They were much too young for a personal connection, but there they stood. Some teary-eyed, others transfixed with a lump in their throat. A few weeks before the recent 50-year commemorations of “Bloody Sunday,” a group of more than 40 high school students from Syracuse, Rome and Utica stood hushed at the Edmund Pettus Bridge, scene of one of the most defining moments of the civil rights era.
“It was quite an emotional stop on our tour of historically black colleges and universities,” said Jawwaad Rasheed, an Oneida County family court magistrate and Education Committee chairman for 100 Black Men of Syracuse Inc. “These young men and women actually walked across the bridge and visited the site under the bridge where slave auctions were once held.”
Like the marchers seeking the right to vote a half-century before, this delegation of Central New York students were in Selma, Alabama on their way to Montgomery, more specifically Alabama State University. But on this February day, they weren’t met with nightsticks and tear gas or dogs unleashed by state troopers and a hostile sheriff’s posse. Fifty years after the violent confrontation of ‘Bloody Sunday,” these students from the North were at the Pettus Bridge during the first stop of a week-long bus trip to nine HBCU schools sponsored by Junior Frontiers of the Mohawk Valley and supported by the 100.

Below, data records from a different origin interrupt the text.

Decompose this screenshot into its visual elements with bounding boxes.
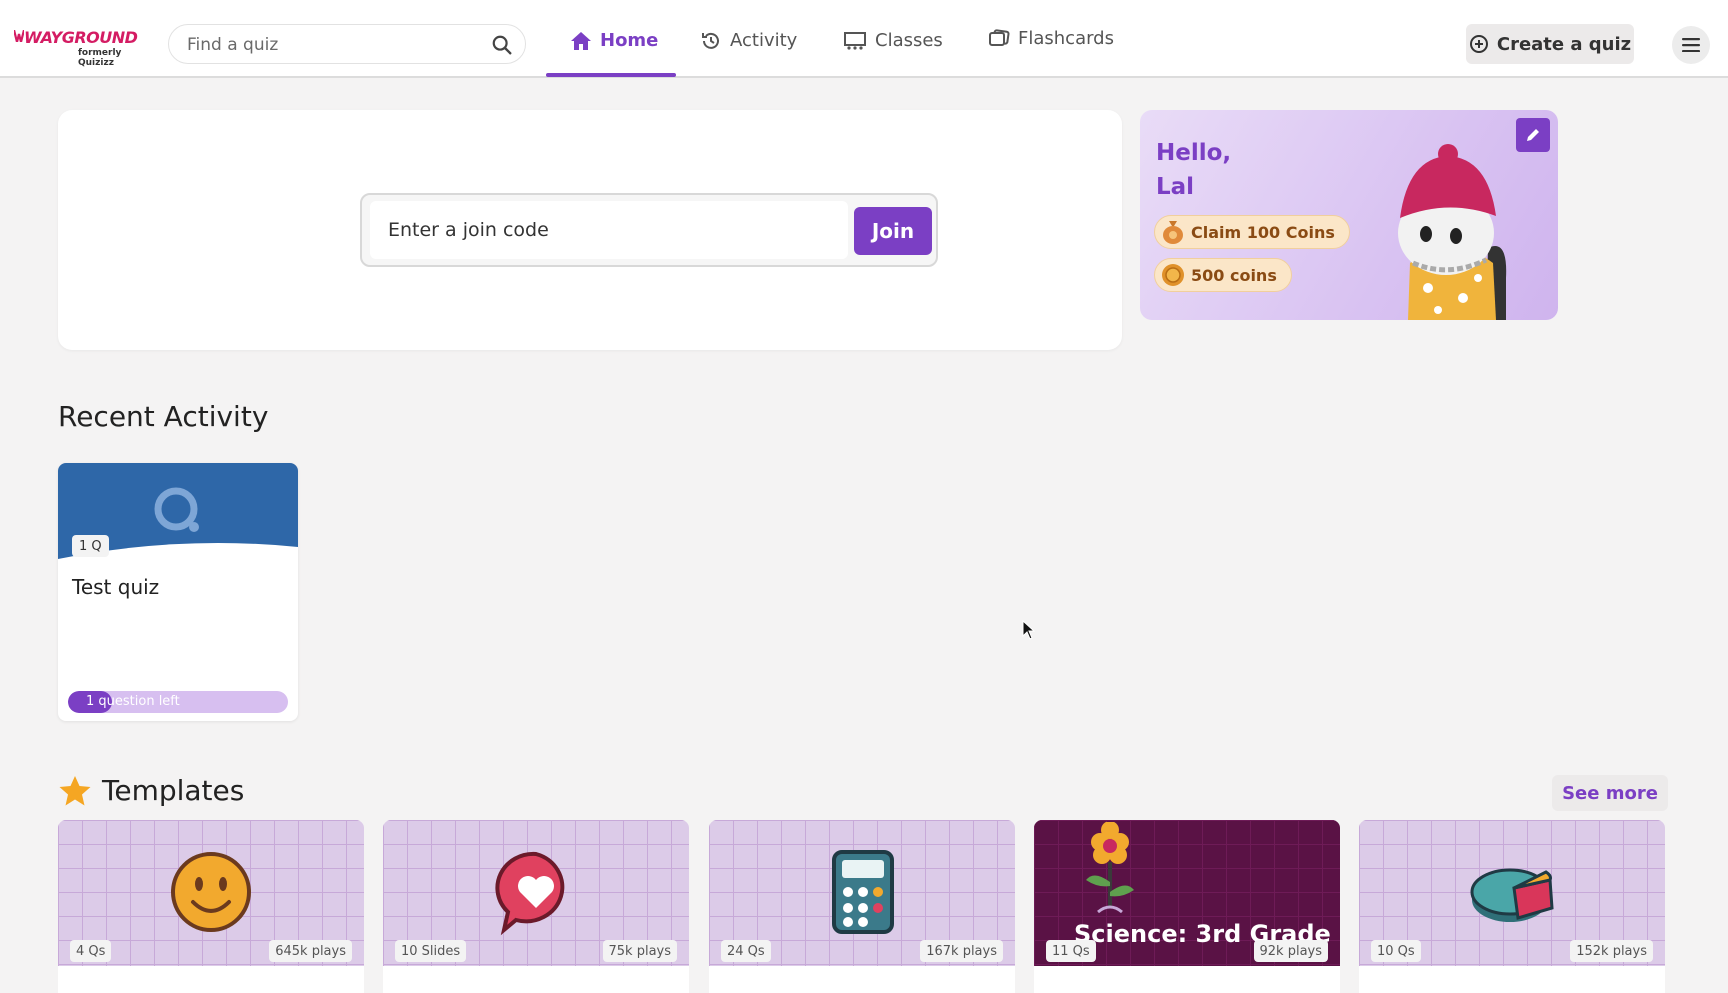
recent-activity-title: Recent Activity [58,400,269,433]
menu-button[interactable] [1672,26,1710,64]
logo-text: WAYGROUND [24,28,138,47]
template-plays-badge: 152k plays [1570,940,1653,962]
tab-activity-label: Activity [730,30,798,51]
see-more-button[interactable]: See more [1552,775,1668,811]
flashcards-icon [989,29,1010,46]
greeting-text: Hello, [1156,140,1232,166]
plus-circle-icon [1469,35,1488,53]
flower-icon [1086,822,1134,914]
template-count-badge: 24 Qs [721,940,771,962]
template-cover: Science: 3rd Grade 11 Qs 92k plays [1034,820,1340,966]
template-card[interactable]: 10 Qs 152k plays [1359,820,1665,993]
calculator-icon [832,850,894,934]
template-count-badge: 4 Qs [70,940,112,962]
logo-subtitle: formerly Quizizz [78,48,122,68]
search-icon[interactable] [491,34,513,56]
template-count-badge: 11 Qs [1046,940,1096,962]
tab-activity[interactable]: Activity [700,26,797,78]
tab-flashcards[interactable]: Flashcards [988,24,1114,76]
template-card[interactable]: 10 Slides 75k plays [383,820,689,993]
create-quiz-label: Create a quiz [1496,33,1632,55]
question-count-badge: 1 Q [72,535,109,557]
logo-mark-icon [14,30,24,42]
template-cover: 10 Slides 75k plays [383,820,689,966]
create-quiz-button[interactable]: Create a quiz [1466,24,1634,64]
quiz-title: Test quiz [72,575,160,599]
coin-balance: 500 coins [1154,258,1292,292]
coin-balance-label: 500 coins [1191,265,1277,285]
claim-coins-label: Claim 100 Coins [1191,222,1335,242]
template-card[interactable]: Science: 3rd Grade 11 Qs 92k plays [1034,820,1340,993]
join-button[interactable]: Join [854,207,932,255]
profile-card: Hello, Lal Claim 100 Coins 500 coins [1140,110,1558,320]
join-code-input[interactable] [370,201,848,259]
active-tab-indicator [546,73,676,77]
template-plays-badge: 75k plays [602,940,677,962]
avatar-illustration [1398,144,1507,320]
template-card[interactable]: 24 Qs 167k plays [709,820,1015,993]
quiz-progress-label: 1 question left [86,694,180,709]
join-code-box: Join [360,193,938,267]
search-input[interactable] [187,34,467,56]
star-icon [59,776,91,806]
quiz-cover: 1 Q [58,463,298,559]
join-card: Join [58,110,1122,350]
claim-coins-button[interactable]: Claim 100 Coins [1154,215,1350,249]
template-card[interactable]: 4 Qs 645k plays [58,820,364,993]
template-cover: 4 Qs 645k plays [58,820,364,966]
template-cover: 10 Qs 152k plays [1359,820,1665,966]
recent-quiz-card[interactable]: 1 Q Test quiz 1 question left [58,463,298,721]
tab-home[interactable]: Home [570,26,658,78]
heart-bubble-icon [495,851,565,936]
template-plays-badge: 92k plays [1253,940,1328,962]
user-name: Lal [1156,174,1195,200]
tab-classes[interactable]: Classes [843,26,943,78]
top-bar: WAYGROUND formerly Quizizz Home Activity… [0,0,1728,78]
template-count-badge: 10 Qs [1371,940,1421,962]
history-icon [702,32,719,49]
smiley-icon [171,852,251,932]
search-bar [168,24,526,64]
template-cover: 24 Qs 167k plays [709,820,1015,966]
templates-title: Templates [102,774,245,807]
template-plays-badge: 167k plays [920,940,1003,962]
tab-classes-label: Classes [875,30,943,51]
logo[interactable]: WAYGROUND formerly Quizizz [14,24,154,68]
tab-flashcards-label: Flashcards [1018,28,1114,49]
quiz-logo-icon [154,487,199,532]
home-icon [571,32,591,50]
template-count-badge: 10 Slides [395,940,467,962]
greeting: Hello, Lal [1156,136,1231,204]
quiz-progress-bar: 1 question left [68,691,288,713]
hamburger-icon [1682,38,1700,52]
tab-home-label: Home [600,30,659,51]
classes-icon [844,32,866,50]
money-bag-icon [1163,221,1183,244]
template-plays-badge: 645k plays [269,940,352,962]
coin-icon [1162,264,1184,286]
mouse-cursor-icon [1022,620,1036,640]
pie-chart-icon [1470,868,1554,922]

For the past eight years, 100 Black Men of Syracuse has provided financial help for students from the Syracuse area to travel on the tour. Two members of the organization served as chaperones during this year’s trip. Thanks to the 100’s help, four students from the Syracuse area on the 2014 tour received full academic scholarships at HBCU schools. This year, five students participating in the 100’s STEP 1 mentoring programs were among the 21 Syracuse-area students in the delegation. The lone senior among the five was offered admission to each school. Nazere Jones, a senior at Corcoran High School in Syracuse, was also offered tuition-free admission to the school of engineering at four HBCU institutions the students visited during the tour.

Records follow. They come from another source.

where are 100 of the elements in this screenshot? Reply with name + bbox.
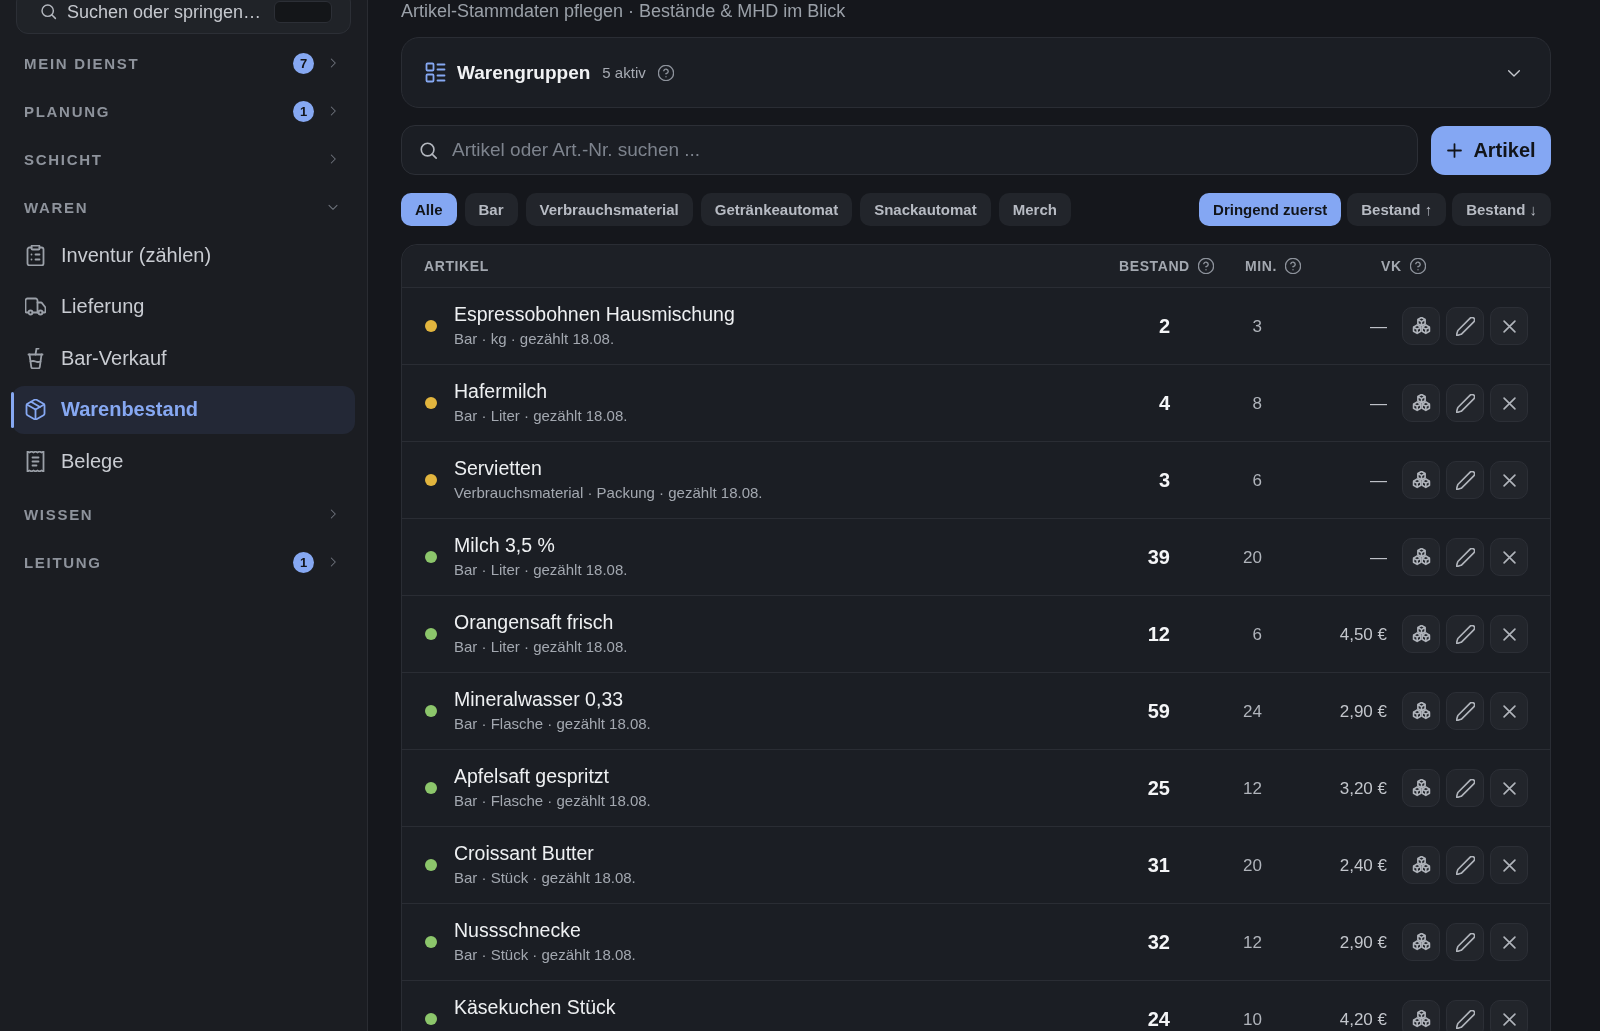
section-label[interactable]: PLANUNG xyxy=(24,102,293,120)
page-subtitle: Artikel-Stammdaten pflegen · Bestände & MHD im Blick xyxy=(401,0,846,22)
search-icon xyxy=(40,3,57,20)
section-label[interactable]: SCHICHT xyxy=(24,150,327,168)
delete-button[interactable] xyxy=(1490,1000,1528,1031)
article-name: Käsekuchen Stück xyxy=(454,996,616,1019)
stock-cell: 32 xyxy=(1147,932,1170,952)
delete-button[interactable] xyxy=(1490,769,1528,807)
article-name: Hafermilch xyxy=(454,380,548,403)
boxes-icon xyxy=(1411,316,1431,336)
edit-button[interactable] xyxy=(1446,1000,1484,1031)
stock-cell: 31 xyxy=(1147,855,1170,875)
min-cell: 8 xyxy=(1252,394,1262,412)
stock-cell: 25 xyxy=(1147,778,1170,798)
edit-button[interactable] xyxy=(1446,384,1484,422)
edit-button[interactable] xyxy=(1446,769,1484,807)
plus-icon xyxy=(1446,142,1464,159)
edit-button[interactable] xyxy=(1446,538,1484,576)
edit-button[interactable] xyxy=(1446,307,1484,345)
add-article-button[interactable]: Artikel xyxy=(1431,126,1551,175)
price-cell: — xyxy=(1370,317,1387,335)
pencil-icon xyxy=(1455,547,1475,567)
boxes-button[interactable] xyxy=(1402,923,1440,961)
edit-button[interactable] xyxy=(1446,692,1484,730)
sort-button[interactable]: Dringend zuerst xyxy=(1199,193,1342,226)
edit-button[interactable] xyxy=(1446,461,1484,499)
article-details: Bar · kg · gezählt 18.08. xyxy=(454,330,615,348)
edit-button[interactable] xyxy=(1446,846,1484,884)
stock-cell: 2 xyxy=(1158,316,1170,336)
sidebar-item[interactable]: Bar-Verkauf xyxy=(12,334,355,382)
min-cell: 6 xyxy=(1252,625,1262,643)
boxes-icon xyxy=(1411,932,1431,952)
price-cell: 2,90 € xyxy=(1339,933,1387,951)
boxes-button[interactable] xyxy=(1402,1000,1440,1031)
section-label[interactable]: WAREN xyxy=(24,198,327,216)
boxes-button[interactable] xyxy=(1402,307,1440,345)
sidebar-item[interactable]: Lieferung xyxy=(12,282,355,331)
price-cell: — xyxy=(1370,548,1387,566)
section-label[interactable]: MEIN DIENST xyxy=(24,54,293,72)
filter-chip[interactable]: Bar xyxy=(464,193,518,226)
price-cell: 4,50 € xyxy=(1339,625,1387,643)
edit-button[interactable] xyxy=(1446,923,1484,961)
search-field[interactable]: Artikel oder Art.-Nr. suchen ... xyxy=(401,125,1418,175)
column-header: VK xyxy=(1381,258,1402,274)
min-cell: 6 xyxy=(1252,471,1262,489)
article-name: Apfelsaft gespritzt xyxy=(454,765,609,788)
boxes-icon xyxy=(1411,701,1431,721)
delete-button[interactable] xyxy=(1490,307,1528,345)
section-label[interactable]: WISSEN xyxy=(24,505,327,523)
box-icon xyxy=(25,399,46,420)
stock-cell: 24 xyxy=(1147,1009,1170,1029)
sidebar-item[interactable]: Belege xyxy=(12,437,355,485)
boxes-button[interactable] xyxy=(1402,615,1440,653)
sidebar-item[interactable]: Warenbestand xyxy=(12,385,355,434)
min-cell: 12 xyxy=(1243,933,1262,951)
article-name: Nussschnecke xyxy=(454,919,581,942)
delete-button[interactable] xyxy=(1490,615,1528,653)
sort-button[interactable]: Bestand ↑ xyxy=(1347,193,1447,226)
list-icon xyxy=(425,62,446,83)
sort-button[interactable]: Bestand ↓ xyxy=(1452,193,1551,226)
price-cell: 3,20 € xyxy=(1339,779,1387,797)
pencil-icon xyxy=(1455,855,1475,875)
sidebar-item[interactable]: Inventur (zählen) xyxy=(12,231,355,279)
active-count: 5 aktiv xyxy=(602,64,646,81)
pencil-icon xyxy=(1455,316,1475,336)
boxes-button[interactable] xyxy=(1402,461,1440,499)
groups-panel[interactable]: Warengruppen 5 aktiv xyxy=(401,37,1551,108)
article-name: Mineralwasser 0,33 xyxy=(454,688,624,711)
delete-button[interactable] xyxy=(1490,923,1528,961)
stock-cell: 3 xyxy=(1158,470,1170,490)
filter-chip[interactable]: Verbrauchsmaterial xyxy=(525,193,693,226)
section-label[interactable]: LEITUNG xyxy=(24,553,293,571)
price-cell: 4,20 € xyxy=(1339,1010,1387,1028)
min-cell: 3 xyxy=(1252,317,1262,335)
edit-button[interactable] xyxy=(1446,615,1484,653)
boxes-button[interactable] xyxy=(1402,769,1440,807)
delete-button[interactable] xyxy=(1490,846,1528,884)
article-name: Milch 3,5 % xyxy=(454,534,555,557)
boxes-button[interactable] xyxy=(1402,846,1440,884)
delete-button[interactable] xyxy=(1490,384,1528,422)
pencil-icon xyxy=(1455,624,1475,644)
truck-icon xyxy=(25,296,46,317)
boxes-button[interactable] xyxy=(1402,384,1440,422)
price-cell: 2,90 € xyxy=(1339,702,1387,720)
delete-button[interactable] xyxy=(1490,538,1528,576)
boxes-button[interactable] xyxy=(1402,538,1440,576)
filter-chip[interactable]: Snackautomat xyxy=(860,193,991,226)
price-cell: 2,40 € xyxy=(1339,856,1387,874)
filter-chip[interactable]: Merch xyxy=(998,193,1071,226)
article-name: Espressobohnen Hausmischung xyxy=(454,303,735,326)
boxes-button[interactable] xyxy=(1402,692,1440,730)
delete-button[interactable] xyxy=(1490,461,1528,499)
pencil-icon xyxy=(1455,470,1475,490)
filter-chip[interactable]: Getränkeautomat xyxy=(700,193,853,226)
filter-chip[interactable]: Alle xyxy=(401,193,457,226)
article-details: Bar · Flasche · gezählt 18.08. xyxy=(454,792,651,810)
delete-button[interactable] xyxy=(1490,692,1528,730)
boxes-icon xyxy=(1411,470,1431,490)
boxes-icon xyxy=(1411,778,1431,798)
article-name: Servietten xyxy=(454,457,542,480)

In addition to Alabama State College, the students met with representatives and recruiters at Tuskegee University, Morehouse and Spellman Colleges, Clark-Atlanta University, North Carolina State University and Hampton University. Before their return, they also visited the Rosa Park Museum in Montgomery as well as the Martin Luther King Jr. Center, Ebenezer Baptist Church and MLK home in Atlanta, Ga.